Sunday 27 November 2011

Wait, Watch and Hope this Advent

Homily Advent 1, Year B, Nov. 27, 2011

This morning we are here to think about hope. The hope and expectation we feel during the season of Advent each year as we await the time we celebrate the birth of the Saviour, God with us, Emmanuel.

Today’s readings may seem to have a darker tone than one might expect for a message of hope. They certainly leave themselves open to misinterpretation.

Jesus says: “In those days, after that suffering, the sun will be darkened and the moon will not give its light and the stars will be falling from heaven, and the power in the heavens will be shaken.” All this precedes the Son of Man coming with great power and glory.

Needless to say this vivid picture of the end times has created fear among some listeners and hearers throughout the ages.

And many times throughout human history at times when things have looked their worst, people have feared that the end times Jesus talked about were happening.

Our time may be such a time. Although there are no large scale wars right now, peace is fragile, and many nations are struggling with violence and internal conflict.

Environmental degradation, climate change, economic uncertainty, unemployment, hunger, and homelessness are issues which face not only third world countries but the affluent west.

The age of scientific progress and prosperity we thought we were moving towards in the 1950’s, has been replaced by a situation where many young people wonder what the future holds for them.

This malaise holds true for the church as well. Where in the 50’s we were building new churches and our pews were packed, we are now struggling—at least in the mainstream denominations—just to survive and refocus our mission and ministry.
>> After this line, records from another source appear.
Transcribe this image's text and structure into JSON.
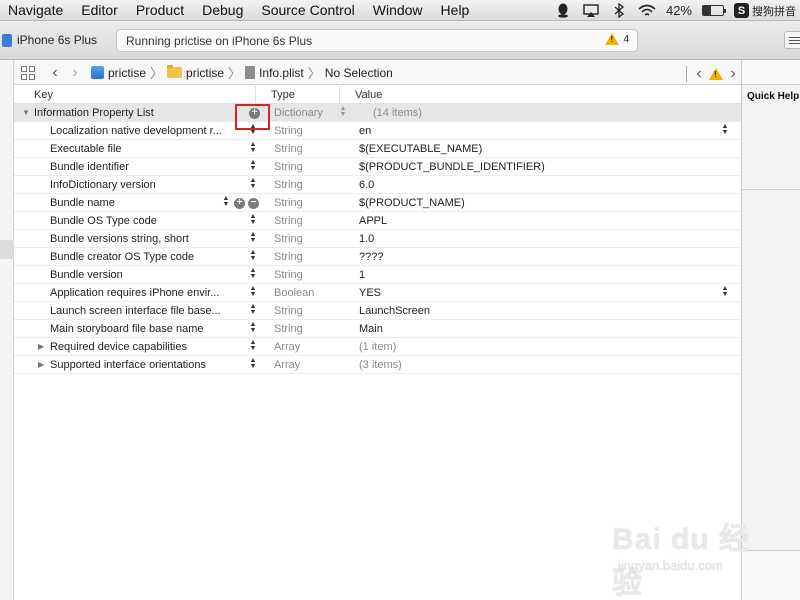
{
  "menubar": {
    "items": [
      "Navigate",
      "Editor",
      "Product",
      "Debug",
      "Source Control",
      "Window",
      "Help"
    ],
    "battery_percent": "42%",
    "ime_label": "搜狗拼音"
  },
  "toolbar": {
    "scheme_device": "iPhone 6s Plus",
    "activity_text": "Running prictise on iPhone 6s Plus",
    "warning_count": "4"
  },
  "jumpbar": {
    "crumbs": [
      "prictise",
      "prictise",
      "Info.plist",
      "No Selection"
    ]
  },
  "utilities": {
    "title": "Quick Help"
  },
  "plist": {
    "headers": {
      "key": "Key",
      "type": "Type",
      "value": "Value"
    },
    "root": {
      "key": "Information Property List",
      "type": "Dictionary",
      "value": "(14 items)"
    },
    "rows": [
      {
        "key": "Localization native development r...",
        "type": "String",
        "value": "en"
      },
      {
        "key": "Executable file",
        "type": "String",
        "value": "$(EXECUTABLE_NAME)"
      },
      {
        "key": "Bundle identifier",
        "type": "String",
        "value": "$(PRODUCT_BUNDLE_IDENTIFIER)"
      },
      {
        "key": "InfoDictionary version",
        "type": "String",
        "value": "6.0"
      },
      {
        "key": "Bundle name",
        "type": "String",
        "value": "$(PRODUCT_NAME)"
      },
      {
        "key": "Bundle OS Type code",
        "type": "String",
        "value": "APPL"
      },
      {
        "key": "Bundle versions string, short",
        "type": "String",
        "value": "1.0"
      },
      {
        "key": "Bundle creator OS Type code",
        "type": "String",
        "value": "????"
      },
      {
        "key": "Bundle version",
        "type": "String",
        "value": "1"
      },
      {
        "key": "Application requires iPhone envir...",
        "type": "Boolean",
        "value": "YES"
      },
      {
        "key": "Launch screen interface file base...",
        "type": "String",
        "value": "LaunchScreen"
      },
      {
        "key": "Main storyboard file base name",
        "type": "String",
        "value": "Main"
      },
      {
        "key": "Required device capabilities",
        "type": "Array",
        "value": "(1 item)"
      },
      {
        "key": "Supported interface orientations",
        "type": "Array",
        "value": "(3 items)"
      }
    ]
  },
  "watermark": {
    "main": "Bai du 经验",
    "sub": "jingyan.baidu.com"
  }
}
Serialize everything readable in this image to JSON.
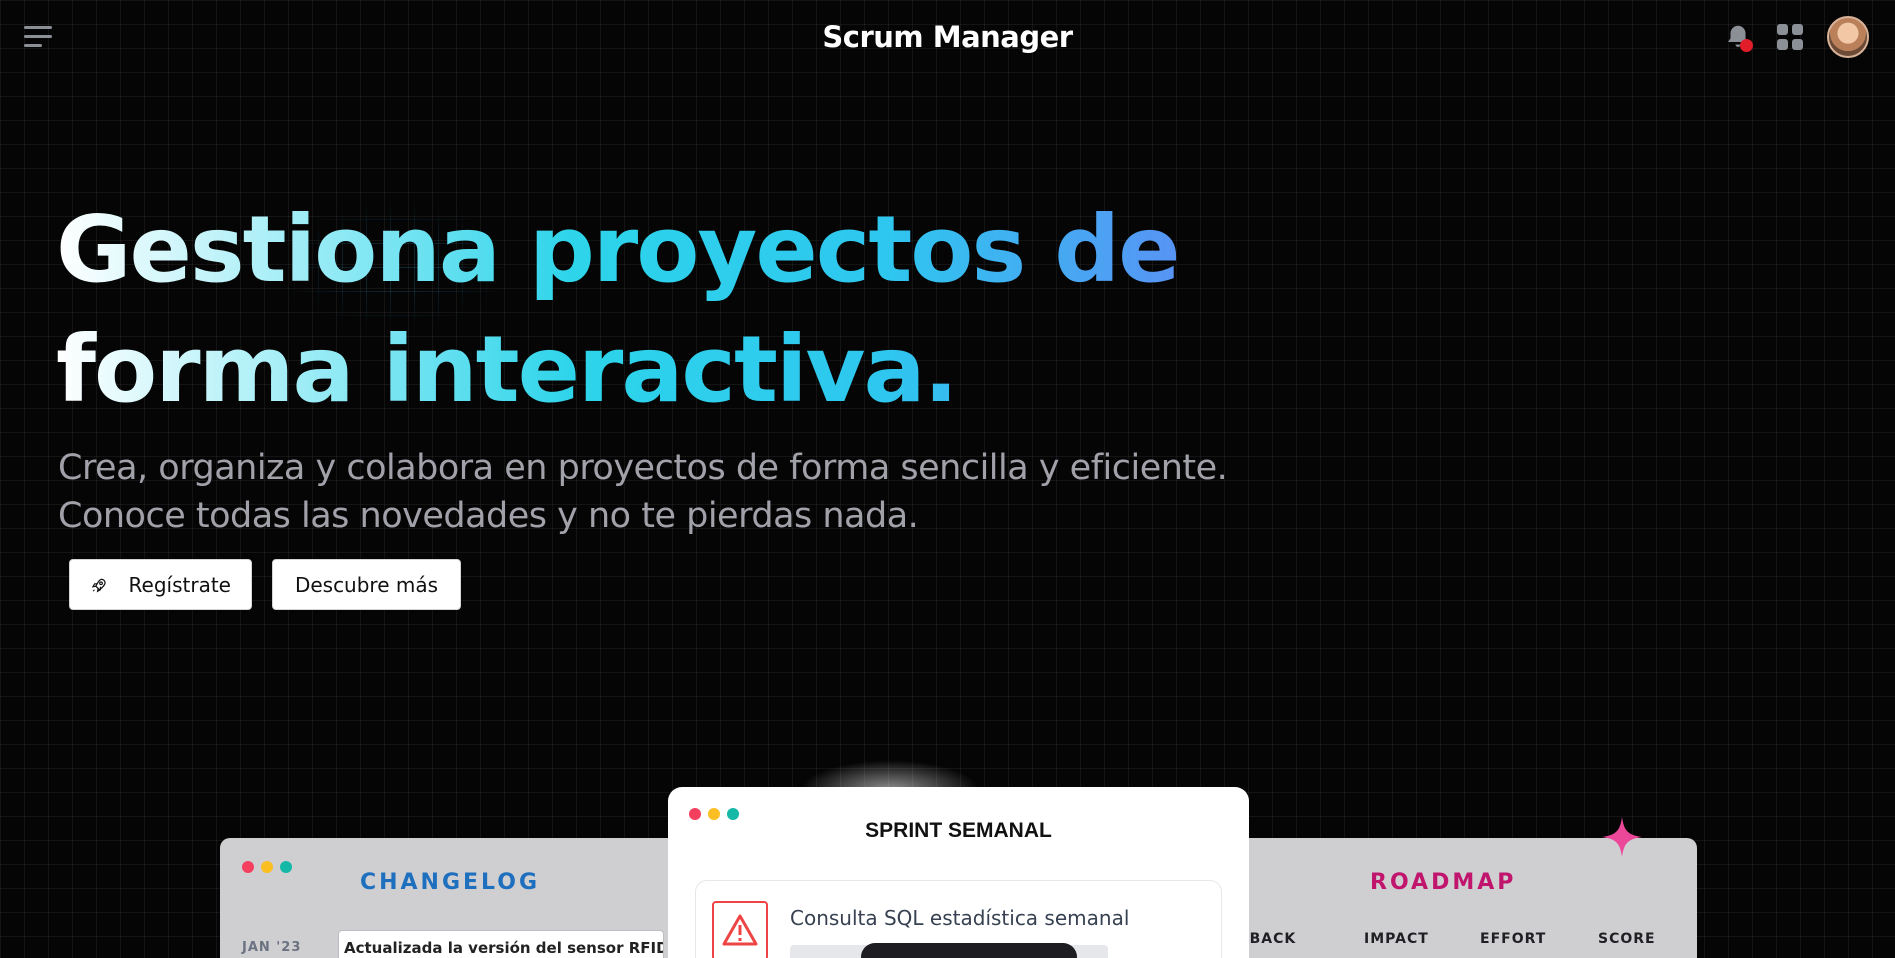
{
  "header": {
    "title": "Scrum Manager"
  },
  "hero": {
    "headline_line1": "Gestiona proyectos de",
    "headline_line2": "forma interactiva.",
    "subtitle_line1": "Crea, organiza y colabora en proyectos de forma sencilla y eficiente.",
    "subtitle_line2": "Conoce todas las novedades y no te pierdas nada."
  },
  "cta": {
    "register_label": "Regístrate",
    "discover_label": "Descubre más"
  },
  "changelog_card": {
    "title": "CHANGELOG",
    "date": "JAN '23",
    "entry": "Actualizada la versión del sensor RFID."
  },
  "sprint_card": {
    "title": "SPRINT SEMANAL",
    "task_title": "Consulta SQL estadística semanal"
  },
  "roadmap_card": {
    "title": "ROADMAP",
    "columns": [
      "DBACK",
      "IMPACT",
      "EFFORT",
      "SCORE"
    ]
  },
  "colors": {
    "background": "#050505",
    "notification_dot": "#e11d2a",
    "changelog_accent": "#1f6fbf",
    "roadmap_accent": "#c0146d",
    "sparkle": "#ec4899"
  },
  "icons": [
    "menu-icon",
    "bell-icon",
    "apps-grid-icon",
    "avatar",
    "rocket-icon",
    "alert-icon",
    "sparkle-icon"
  ]
}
So we like the writer of Isaiah in exile could: “O that thou wouldest rend the heavens and come down.”

Yet Jesus teaches us we will not know the time for the end days, the second coming of the Son of Man, the term he uses to describe himself as the Messiah foretold in Hebrew Scripture.

We have to live in hope, remembering as the early Jewish Christians did, that when the Temple of Jerusalem was demolished by the Romans, it would create an opportunity to focus on God’s intervention in the world, by sending his son Jesus to come among us, to be crucified and to rise again in glory.
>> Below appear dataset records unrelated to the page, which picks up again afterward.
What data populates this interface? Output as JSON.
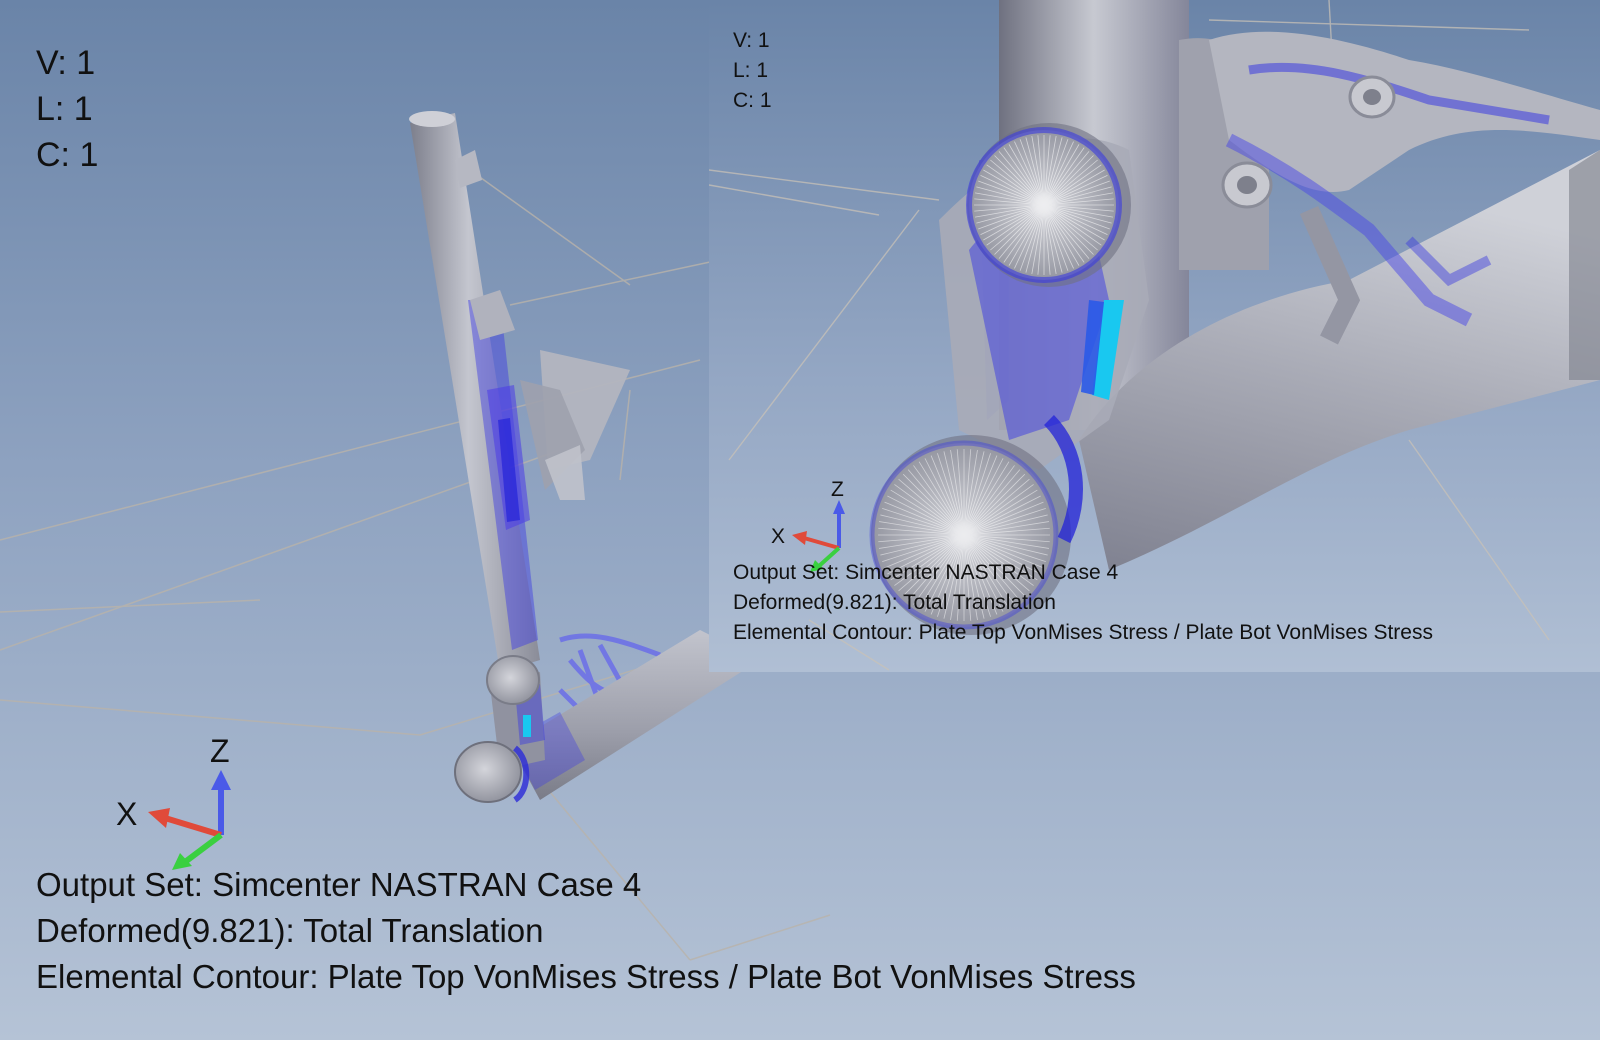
{
  "main_view": {
    "vlc": {
      "v": "V: 1",
      "l": "L: 1",
      "c": "C: 1"
    },
    "triad": {
      "x_label": "X",
      "z_label": "Z"
    },
    "info": {
      "output_set": "Output Set: Simcenter NASTRAN Case 4",
      "deformed": "Deformed(9.821): Total Translation",
      "contour": "Elemental Contour: Plate Top VonMises Stress / Plate Bot VonMises Stress"
    }
  },
  "inset_view": {
    "vlc": {
      "v": "V: 1",
      "l": "L: 1",
      "c": "C: 1"
    },
    "triad": {
      "x_label": "X",
      "z_label": "Z"
    },
    "info": {
      "output_set": "Output Set: Simcenter NASTRAN Case 4",
      "deformed": "Deformed(9.821): Total Translation",
      "contour": "Elemental Contour: Plate Top VonMises Stress / Plate Bot VonMises Stress"
    }
  },
  "colors": {
    "background_top": "#6a84a8",
    "background_bottom": "#b5c3d6",
    "model_gray": "#a6a8b4",
    "stress_blue": "#3a3ae0",
    "stress_cyan": "#19c8f0",
    "axis_x_red": "#e04a3a",
    "axis_y_green": "#3ad040",
    "axis_z_blue": "#4a5ae8"
  }
}
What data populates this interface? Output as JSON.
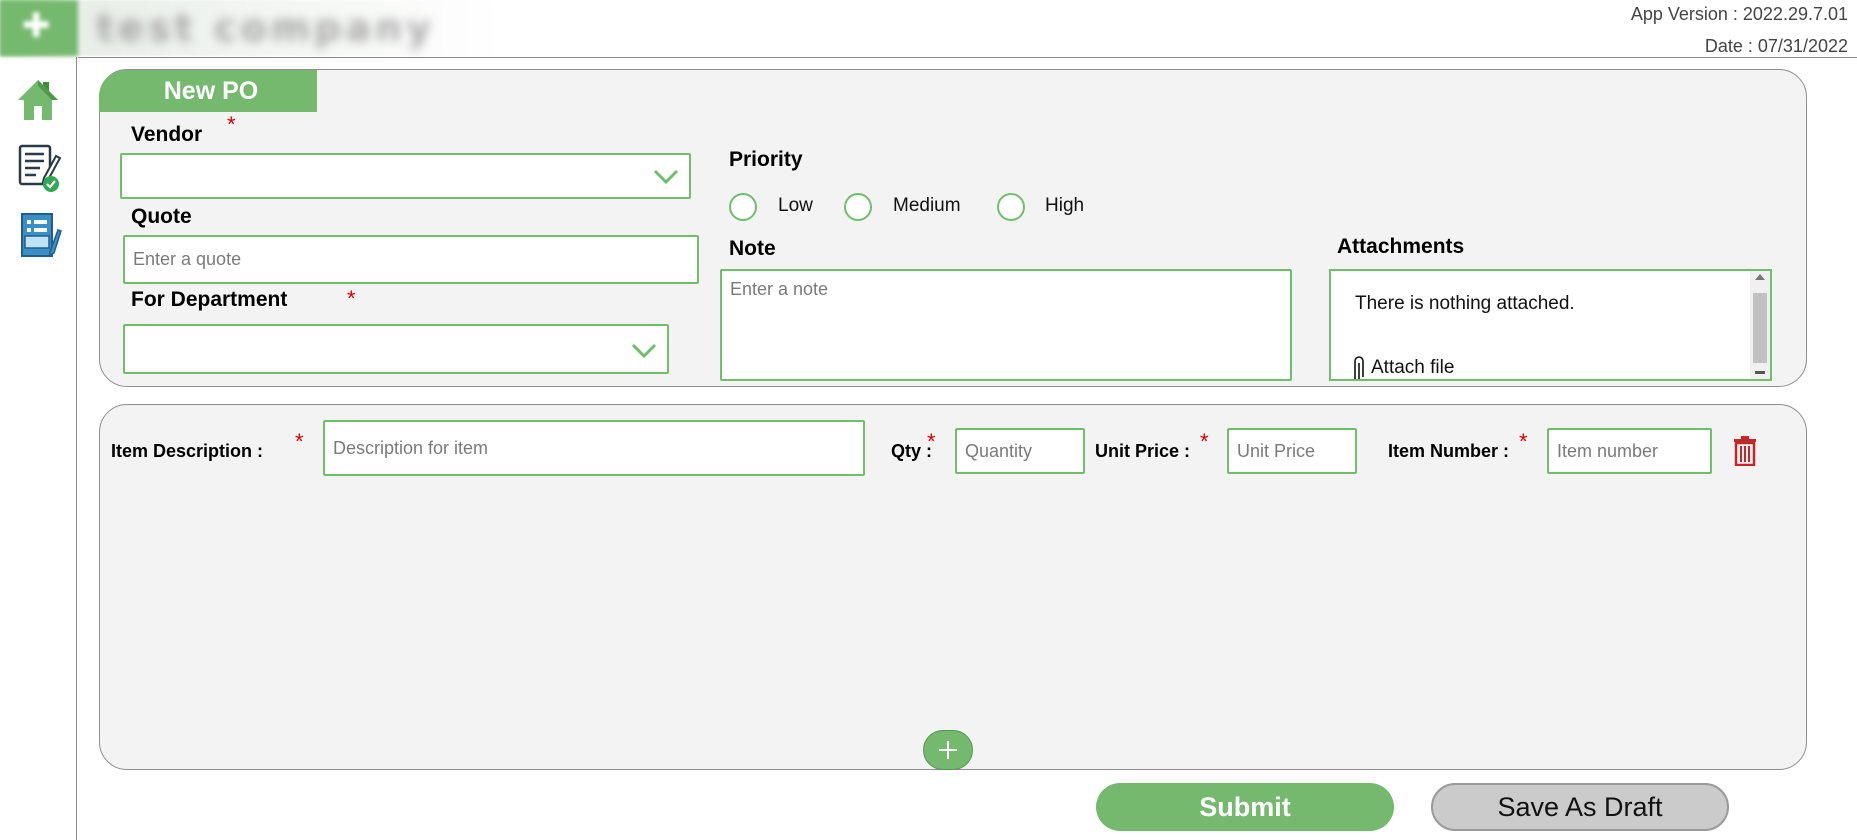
{
  "header": {
    "logo_text": "test company",
    "app_version": "App Version : 2022.29.7.01",
    "date": "Date : 07/31/2022"
  },
  "sidebar": {
    "items": [
      {
        "icon": "home-icon"
      },
      {
        "icon": "document-approved-icon"
      },
      {
        "icon": "form-edit-icon"
      }
    ]
  },
  "form": {
    "tab_title": "New PO",
    "vendor": {
      "label": "Vendor",
      "required_mark": "*",
      "value": ""
    },
    "quote": {
      "label": "Quote",
      "placeholder": "Enter a quote",
      "value": ""
    },
    "department": {
      "label": "For Department",
      "required_mark": "*",
      "value": ""
    },
    "priority": {
      "label": "Priority",
      "options": [
        {
          "label": "Low"
        },
        {
          "label": "Medium"
        },
        {
          "label": "High"
        }
      ]
    },
    "note": {
      "label": "Note",
      "placeholder": "Enter a note"
    },
    "attachments": {
      "label": "Attachments",
      "empty_text": "There is nothing attached.",
      "attach_link": "Attach file"
    }
  },
  "items": {
    "description": {
      "label": "Item Description :",
      "required_mark": "*",
      "placeholder": "Description for item"
    },
    "qty": {
      "label": "Qty :",
      "required_mark": "*",
      "placeholder": "Quantity"
    },
    "unit_price": {
      "label": "Unit Price :",
      "required_mark": "*",
      "placeholder": "Unit Price"
    },
    "item_number": {
      "label": "Item Number :",
      "required_mark": "*",
      "placeholder": "Item number"
    }
  },
  "actions": {
    "submit": "Submit",
    "save_draft": "Save As Draft"
  },
  "colors": {
    "accent": "#75b96f",
    "field_border": "#6fbf6a",
    "required": "#e00000",
    "delete": "#c0282a",
    "panel_bg": "#f3f3f3"
  }
}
As well as having hope, the season of advent is one of watchfulness.

One of the dangers we face is the opposite of watchfulness—sleep walking through life, drifting without purpose.

Instead of sleepwalking our Christian faith calls us to watch and pray, so we won’t fall into sin, to watch, so we are always open to renewal and growth in our own spiritual journeys, and also to watch for opportunities to serve God by serving our fellow human beings.
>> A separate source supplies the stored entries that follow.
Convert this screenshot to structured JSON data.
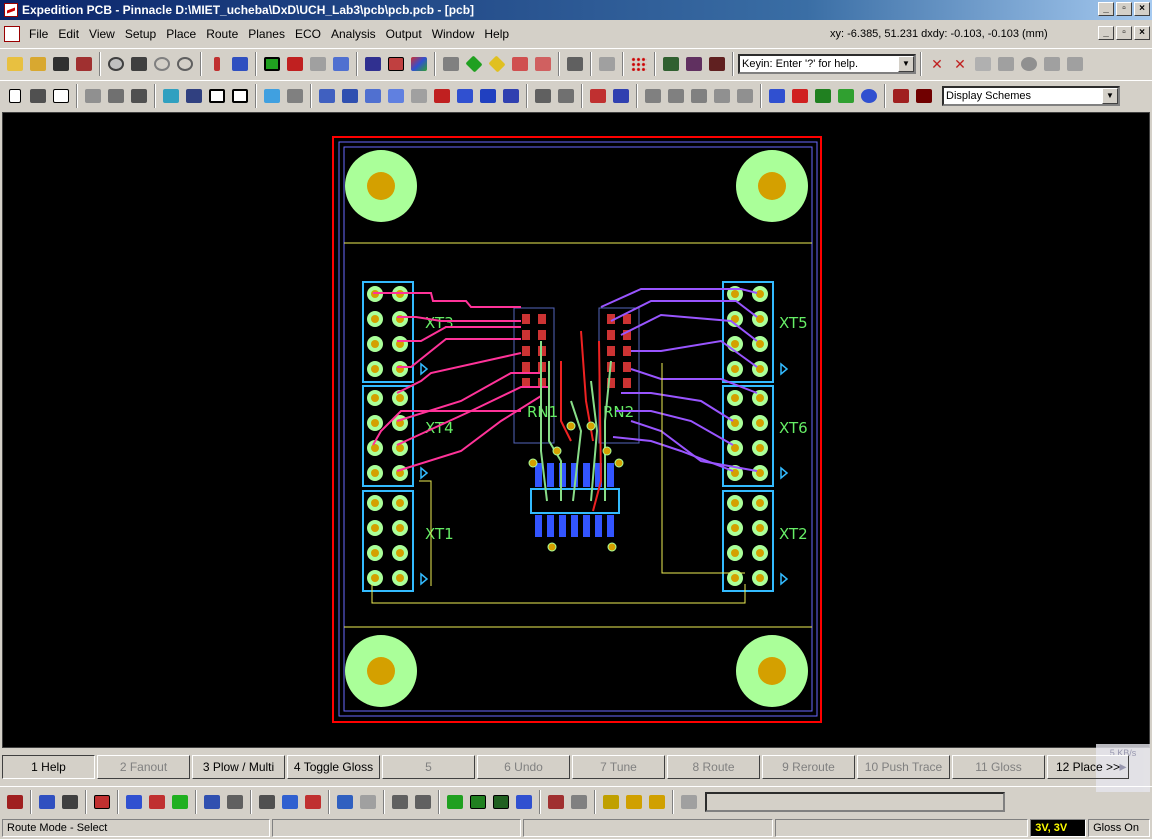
{
  "window": {
    "title": "Expedition PCB - Pinnacle  D:\\MIET_ucheba\\DxD\\UCH_Lab3\\pcb\\pcb.pcb - [pcb]"
  },
  "menu": [
    "File",
    "Edit",
    "View",
    "Setup",
    "Place",
    "Route",
    "Planes",
    "ECO",
    "Analysis",
    "Output",
    "Window",
    "Help"
  ],
  "coords": {
    "text": "xy: -6.385, 51.231   dxdy: -0.103, -0.103   (mm)"
  },
  "keyin": {
    "value": "Keyin: Enter '?' for help."
  },
  "display_schemes": {
    "value": "Display Schemes"
  },
  "board": {
    "components": [
      "XT3",
      "XT4",
      "XT1",
      "XT5",
      "XT6",
      "XT2",
      "RN1",
      "RN2"
    ],
    "colors": {
      "outline": "#ff0000",
      "board_edge": "#6a6aff",
      "pad_large": "#aaff99",
      "pad_inner": "#d4a000",
      "connector": "#33bbff",
      "trace_top": "#ff3399",
      "trace_bottom": "#9955ff",
      "trace_green": "#88dd88",
      "silkscreen": "#eeee55",
      "text": "#66ee66"
    }
  },
  "fkeys": [
    "1 Help",
    "2 Fanout",
    "3 Plow / Multi",
    "4 Toggle Gloss",
    "5",
    "6 Undo",
    "7 Tune",
    "8 Route",
    "9 Reroute",
    "10 Push Trace",
    "11 Gloss",
    "12 Place >>"
  ],
  "netmon": {
    "rate": "5 KB/s"
  },
  "status": {
    "mode": "Route Mode - Select",
    "layers": "3V, 3V",
    "gloss": "Gloss On"
  }
}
That’s why during the Advent season as we prepare for Christmas it is a chance to reflect on our many blessings, and think about opportunities to help those less fortunate.

We need to avoid getting caught up in the consumerism which marks the season—from Black Friday last week to frantic last minute shopping Christmas Eve.

Rather than the self-gratification of acquiring more material goods, Advent is marked by the words, come…as in Come Lord Jesus, wait….as in beware, keep alert for you do not know when the time will come…and remember…remember to have patience and humility.

God is faithful. That is the message from the earliest Hebrew Scripture to the Book of Revelation.

We can trust in God, who brought His divine love into the world in human form in a baby born in a manger in a humble stable in Bethlehem in a poor and unremarkable part of God’s creation.

So let us wait, let us watch and let us prepare, during this season of Advent. Come, Lord Jesus, Come.